Any understanding of the problems with our current conference model need to start from the dual-nature of the purpose of these conferences:

  1. To allocate "cookies" that are valuable and important for advancing individual authors' careers.
  2. To provide an event for the community to gather to celebrate successes, share ideas, build connections, and consider the futility of trying to make computing systems secure against adversaries who are willing to spend 3 years on social engineering to build trust to embed a backdoor in a widely use utility maintained by a volunteer hobbyist.

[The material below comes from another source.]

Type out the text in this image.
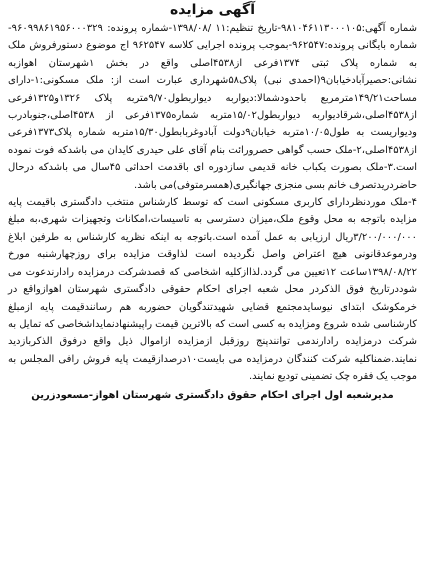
آگهی مزایده

شماره آگهی:۹۸۱۰۴۶۱۱۳۰۰۰۱۰۵-تاریخ تنظیم:۱۱ /۱۳۹۸/۰۸-شماره پرونده: ۹۶۰۹۹۸۶۱۹۵۶۰۰۰۳۲۹-شماره بایگانی پرونده:۹۶۲۵۴۷-بموجب پرونده اجرایی کلاسه ۹۶۲۵۴۷ اج موضوع دستورفروش ملک به شماره پلاک ثبتی ۱۳۷۴فرعی از۴۵۳۸اصلی واقع در بخش ۱شهرستان اهوازبه نشانی:حصیرآبادخیابان۹(احمدی نبی) پلاک۵۸شهرداری عبارت است از: ملک مسکونی:۱-دارای مساحت۱۴۹/۲۱مترمربع باحدودشمالا:دیواربه دیواربطول۹/۷۰متربه پلاک ۱۳۲۶و۱۳۲۵فرعی از۴۵۳۸اصلی،شرقادیواربه دیواربطول۱۵/۰۲متربه شماره۱۳۷۵فرعی از ۴۵۳۸اصلی،جنوبادرب ودیواریست به طول۱۰/۰۵متربه خیابان۹دولت آبادوغربابطول۱۵/۳۰متربه شماره پلاک۱۳۷۳فرعی از۴۵۳۸اصلی،۲-ملک حسب گواهی حصرورائت بنام آقای علی حیدری کایدان می باشدکه فوت نموده است.۳-ملک بصورت یکباب خانه قدیمی سازدوره ای باقدمت احداثی ۴۵سال می باشدکه درحال حاضردریدتصرف خانم بسی منجزی جهانگیری(همسرمتوفی)می باشد.

۴-ملک موردنظردارای کاربری مسکونی است که توسط کارشناس منتخب دادگستری باقیمت پایه مزایده باتوجه به محل وقوع ملک،میزان دسترسی به تاسیسات،امکانات وتجهیزات شهری،به مبلغ ۳/۲۰۰/۰۰۰/۰۰۰ریال ارزیابی به عمل آمده است.باتوجه به اینکه نظریه کارشناس به طرفین ابلاغ ودرموعدقانونی هیچ اعتراض واصل نگردیده است لذاوقت مزایده برای روزچهارشنبه مورخ ۱۳۹۸/۰۸/۲۲ساعت ۱۲تعیین می گردد.لذاازکلیه اشخاصی که قصدشرکت درمزایده رادارندعوت می شوددرتاریخ فوق الذکردر محل شعبه اجرای احکام حقوقی دادگستری شهرستان اهوازواقع در خرمکوشک ابتدای نیوسایدمجتمع قضایی شهیدتندگویان حضوربه هم رسانندقیمت پایه ازمبلغ کارشناسی شده شروع ومزایده به کسی است که بالاترین قیمت راپیشنهادنمایداشخاصی که تمایل به شرکت درمزایده رادارندمی توانندپنج روزقبل ازمزایده ازاموال ذیل واقع درفوق الذکربازدید نمایند.ضمناکلیه شرکت کنندگان درمزایده می بایست۱۰درصدازقیمت پایه فروش رافی المجلس به موجب یک فقره چک تضمینی تودیع نمایند.

مدیرشعبه اول اجرای احکام حقوق دادگستری شهرستان اهواز-مسعودزرین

We suffer because a single vehicle is used for both purposes, and most of the changes motivated by purpose number 1 end up having negative impacts on purpose number 2 (what is listed as motivation 1, and the subtext of the other three motivations, largely reflects this). A historical goal of these conferences was to communicate research, but that is largely irrelevant now - the research has been communicated through arxiv, twitter, talks, etc., long before the conference, and the visibility a paper gets at conferences like these is limited.

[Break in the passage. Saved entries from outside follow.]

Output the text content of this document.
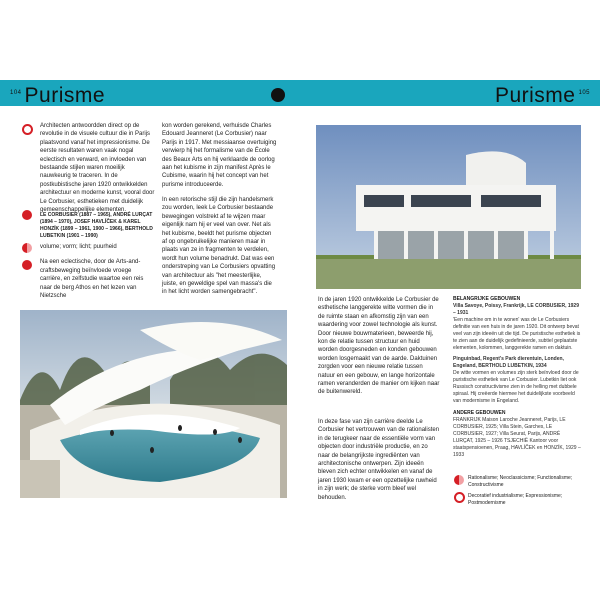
104 Purisme	Purisme 105
Architecten antwoordden direct op de revolutie in de visuele cultuur die in Parijs plaatsvond vanaf het impressionisme. De eerste resultaten waren vaak nogal eclectisch en verward, en invloeden van bestaande stijlen waren moeilijk nauwkeurig te traceren. In de postkubistische jaren 1920 ontwikkelden architectuur en moderne kunst, vooral door Le Corbusier, esthetieken met duidelijk gemeenschappelijke elementen.
LE CORBUSIER (1887 – 1965), ANDRÉ LURÇAT (1894 – 1970), JOSEF HAVLÍČEK & KAREL HONZÍK (1899 – 1961, 1900 – 1966), BERTHOLD LUBETKIN (1901 – 1990)
volume; vorm; licht; puurheid
Na een eclectische, door de Arts-and-craftsbeweging beïnvloede vroege carrière, en zelfstudie waartoe een reis naar de berg Athos en het lezen van Nietzsche
kon worden gerekend, verhuisde Charles Edouard Jeanneret (Le Corbusier) naar Parijs in 1917. Met messiaanse overtuiging verwierp hij het formalisme van de École des Beaux Arts en hij verklaarde de oorlog aan het kubisme in zijn manifest Après le Cubisme, waarin hij het concept van het purisme introduceerde.
In een retorische stijl die zijn handelsmerk zou worden, leek Le Corbusier bestaande bewegingen volstrekt af te wijzen maar eigenlijk nam hij er veel van over. Net als het kubisme, beeldt het purisme objecten af op ongebruikelijke manieren maar in plaats van ze in fragmenten te verdelen, wordt hun volume benadrukt. Dat was een onderstreping van Le Corbusiers opvatting van architectuur als "het meesterlijke, juiste, en geweldige spel van massa's die in het licht worden samengebracht".
In de jaren 1920 ontwikkelde Le Corbusier de esthetische langgerekte witte vormen die in de ruimte staan en afkomstig zijn van een waardering voor zowel technologie als kunst. Door nieuwe bouwmaterieen, beweerde hij, kon de relatie tussen structuur en huid worden doorgesneden en konden gebouwen worden losgemaakt van de aarde. Daktuinen zorgden voor een nieuwe relatie tussen natuur en een gebouw, en lange horizontale ramen veranderden de manier om kijken naar de buitenwereld.
In deze fase van zijn carrière deelde Le Corbusier het vertrouwen van de rationalisten in de terugkeer naar de essentiële vorm van objecten door industriële productie, en zo naar de belangrijkste ingrediënten van architectonische ontwerpen. Zijn ideeën bleven zich echter ontwikkelen en vanaf de jaren 1930 kwam er een opzettelijke ruwheid in zijn werk; de sterke vorm bleef wel behouden.
BELANGRIJKE GEBOUWEN
Villa Savoye, Poissy, Frankrijk, LE CORBUSIER, 1929 – 1931
'Een machine om in te wonen' was de Le Corbusiers definitie van een huis in de jaren 1920. Dit ontwerp bevat veel van zijn ideeën uit die tijd. De puristische esthetiek is te zien aan de duidelijk gedefinieerde, subtiel geplaatste elementen, kolommen, langgerekte ramen en daktuin.
Pinguinbad, Regent's Park dierentuin, Londen, Engeland, BERTHOLD LUBETKIN, 1934
De witte vormen en volumes zijn sterk beïnvloed door de puristische esthetiek van Le Corbusier. Lubetkin liet ook Russisch constructivisme zien in de helling met dubbele spiraal. Hij creëerde hiermee het duidelijkste voorbeeld van modernisme in Engeland.
ANDERE GEBOUWEN
FRANKRIJK Maison Laroche Jeanneret, Parijs, LE CORBUSIER, 1925; Villa Stein, Garches, LE CORBUSIER, 1927; Villa Seurat, Parijs, ANDRÉ LURÇAT, 1925 – 1926 TSJECHIË Kantoor voor staatspensioenen, Praag, HAVLÍČEK en HONZÍK, 1929 – 1933
Rationalisme; Neoclassicisme; Functionalisme; Constructivisme
Decoratief industrialisme; Expressionisme; Postmodernisme
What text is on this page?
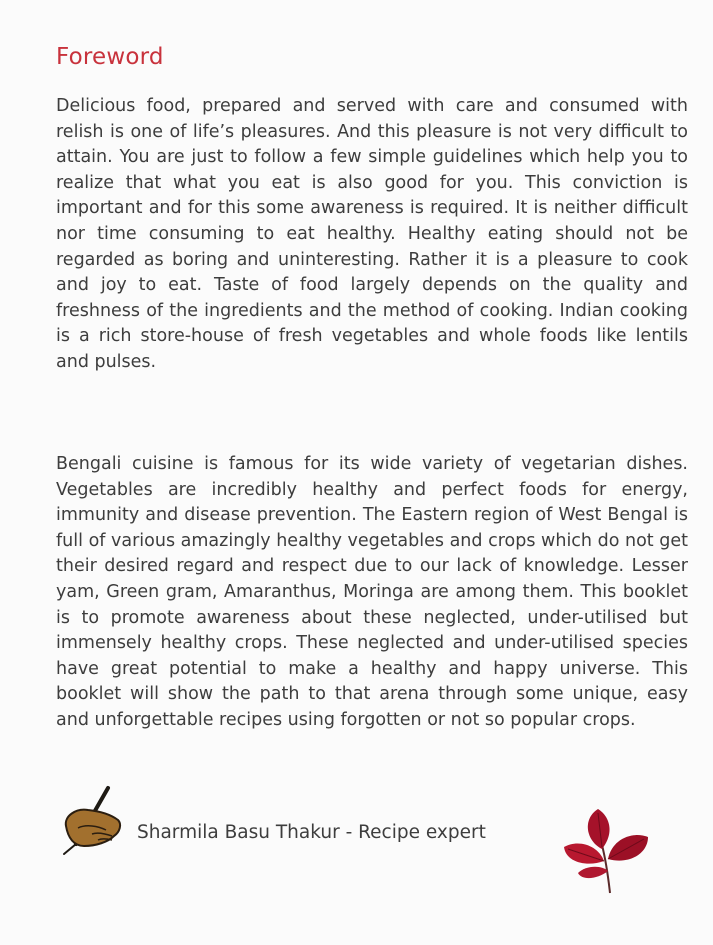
Foreword
Delicious food, prepared and served with care and consumed with relish is one of life’s pleasures. And this pleasure is not very difficult to attain. You are just to follow a few simple guidelines which help you to realize that what you eat is also good for you. This conviction is important and for this some awareness is required. It is neither difficult nor time consuming to eat healthy. Healthy eating should not be regarded as boring and uninteresting. Rather it is a pleasure to cook and joy to eat. Taste of food largely depends on the quality and freshness of the ingredients and the method of cooking. Indian cooking is a rich store-house of fresh vegetables and whole foods like lentils and pulses.
Bengali cuisine is famous for its wide variety of vegetarian dishes. Vegetables are incredibly healthy and perfect foods for energy, immunity and disease prevention. The Eastern region of West Bengal is full of various amazingly healthy vegetables and crops which do not get their desired regard and respect due to our lack of knowledge. Lesser yam, Green gram, Amaranthus, Moringa are among them. This booklet is to promote awareness about these neglected, under-utilised but immensely healthy crops. These neglected and under-utilised species have great potential to make a healthy and happy universe. This booklet will show the path to that arena through some unique, easy and unforgettable recipes using forgotten or not so popular crops.
Sharmila Basu Thakur - Recipe expert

Our main problem with the cookies, is that we have, over the years, tried to allocate more cookies, motivated by the frustrations people have not getting cookies they think they (and mostly their students) deserve. This has make the cookies less valuable, and increased the pressure people feel to obtain more of them. Many people think to be a credible candidate for the desirable post-PhD positions, a student needs to be averaging around 1 cookie every 3-6 months (to see where things can go off the rails, in ML community, the cookies are smaller, so students need to get > 1 cookie/month to be credible for some positions).

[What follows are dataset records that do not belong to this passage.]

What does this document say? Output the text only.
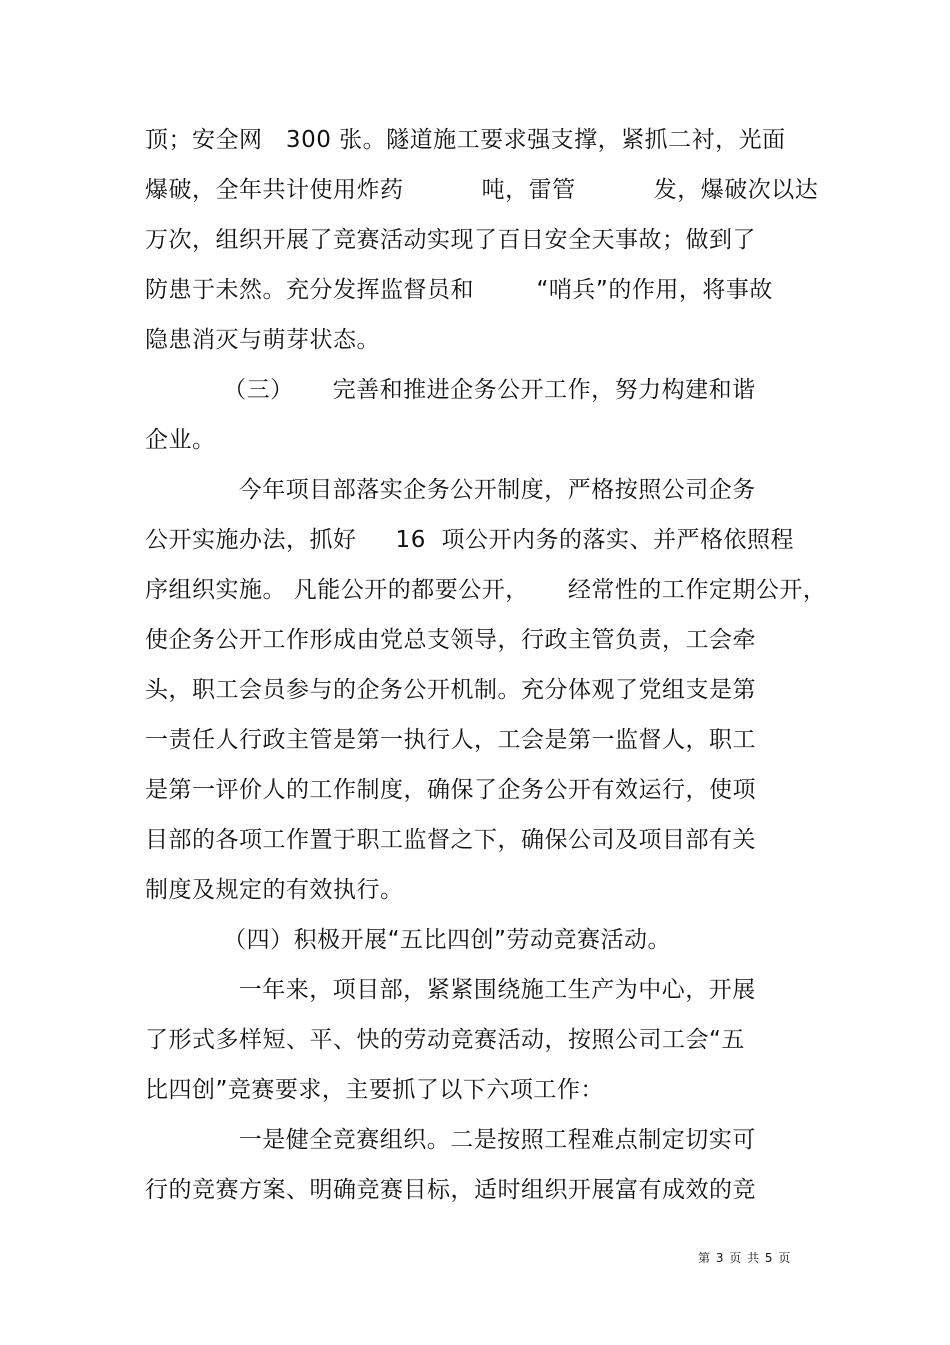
顶；安全网   300 张。隧道施工要求强支撑，紧抓二衬，光面
爆破，全年共计使用炸药          吨，雷管          发，爆破次以达
万次，组织开展了竞赛活动实现了百日安全天事故；做到了
防患于未然。充分发挥监督员和        “哨兵”的作用，将事故
隐患消灭与萌芽状态。
（三）     完善和推进企务公开工作，努力构建和谐
企业。
今年项目部落实企务公开制度，严格按照公司企务
公开实施办法，抓好     16  项公开内务的落实、并严格依照程
序组织实施。 凡能公开的都要公开，     经常性的工作定期公开，
使企务公开工作形成由党总支领导，行政主管负责，工会牵
头，职工会员参与的企务公开机制。充分体观了党组支是第
一责任人行政主管是第一执行人，工会是第一监督人，职工
是第一评价人的工作制度，确保了企务公开有效运行，使项
目部的各项工作置于职工监督之下，确保公司及项目部有关
制度及规定的有效执行。
（四）积极开展“五比四创”劳动竞赛活动。
一年来，项目部，紧紧围绕施工生产为中心，开展
了形式多样短、平、快的劳动竞赛活动，按照公司工会“五
比四创”竞赛要求，主要抓了以下六项工作：
一是健全竞赛组织。二是按照工程难点制定切实可
行的竞赛方案、明确竞赛目标，适时组织开展富有成效的竞
第 3 页 共 5 页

Anything done to increase the number of cookies just reduces the value of each cookie and increases the expectations for how many cookies people try to get --- the way to reduce congestion isn't to build more highway lanes, it is to remove parking spots. In the short run, of course, voters/drivers are happy when more highway lanes are built and complain vociferously if parking becomes harder (and in the short run, this increases congestion with people driving around looking for parking); in the longer run, though, more lanes doesn't solve the congestion problems and less parking does.

Of course, we don't want our students to starve, so if there are less cookies available, we need to provide more and better opportunities to get biscuits and ginger snaps, and maybe even seek ways to offer healthier snack options!

The solution to number 2 is to start by divorcing the cookie-allocation issues from the community value of the conference issues, and focus on them separately. Now that we are in a world where presenting a paper at a conference is not the main, or even a useful in most cases, way for an idea to become visible in the community, we don't need to intertwine the two purposes so closely in ways that make it unlikely to really improve either.

tgianko commented 4 months ago

Thank you for sharing your thought on the RFC. We added a new FAQ item expanding more on the problem that we are trying to solve.

evansuva commented 4 months ago

Thank you for sharing your thought on the RFC. We added a new FAQ item expanding more on the problem that we are trying to solve.

Reading what is there, the problem is there are too many accepted papers - if that's the actual problem this is intended to solve, the solution is to accept fewer papers. As mentioned well in #2, this is totally under control of the conference organizers (and directly under control of the PC chairs), so doesn't seem to be a sufficient motivation for the changes proposed here.